[Python-Dev] PEP 340: Deterministic Finalisation (new PEP draft, either a competitor or update to PEP 340)

Josiah Carlson jcarlson at uci.edu
Sun May 8 06:21:47 CEST 2005


Ron Adam <rrr at ronadam.com> wrote:
> Josiah Carlson wrote:
> 
>  > You should know why that can't work.  If I pass a list, is a list an
>  > iterator?  No, but it should neither be created nor destroyed before or
>  > after.
>  >
>  > The discussion has been had in regards to why re-using 'for' is a
>  > non-starter; re-read the 200+ messages in the thread.
>  >
>  >  - Josiah
> 
> 
> I agree, re-using or extending 'for' doesn't seem like a good idea to me.

Now that I've actually stopped to read Nick's PEP, my concern is that
'del', while being a keyword, would not be easy to spot embedded in the
rest of the line, and a large number of these 'statements' will only be
executed once, so the 'for' may confuse people.


> I wonder how much effect adding, 'for-next' and the 'StopIteration' 
> exception check as proposed in PEP340, will have on 'for''s performance.

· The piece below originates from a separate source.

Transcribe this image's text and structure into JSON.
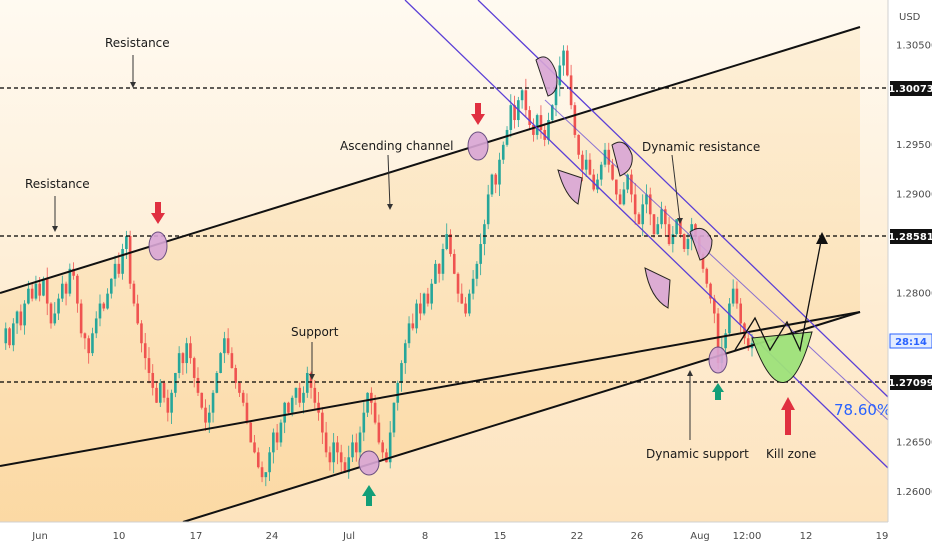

For is already tuned to be as fast as possible, which makes sense; it is
used 4,523 times in Python 2.4.0's standard library, and easily hundreds
of thousands of times in user code.  Changing the standard for loop is
not to be done lightly.


> And why this isn't just as good:
> 
>      try:
>          for value in iterator:
>              BLOCK1
>      except StopIteration:
>          BLOCK2
> 
> Is one extra line that bad?

I don't know what line you are referring to.

> I think a completely separate looping or non-looping construct would be 
> better for the finalization issue, and maybe can work with class's with 
> __exit__ as well as generators.

From what I understand, the entire conversation has always stated that
class-based finalized objects and generator-based finalized objects will
both work, and that any proposal that works for one, but not the other,
is not sufficient.


> Having it loop has the advantage of making it break out in a better 
> behaved way.

What you have just typed is nonsense.  Re-type it and be explicit.


> Hint: 'do'

'do' has been previously mentioned in the thread.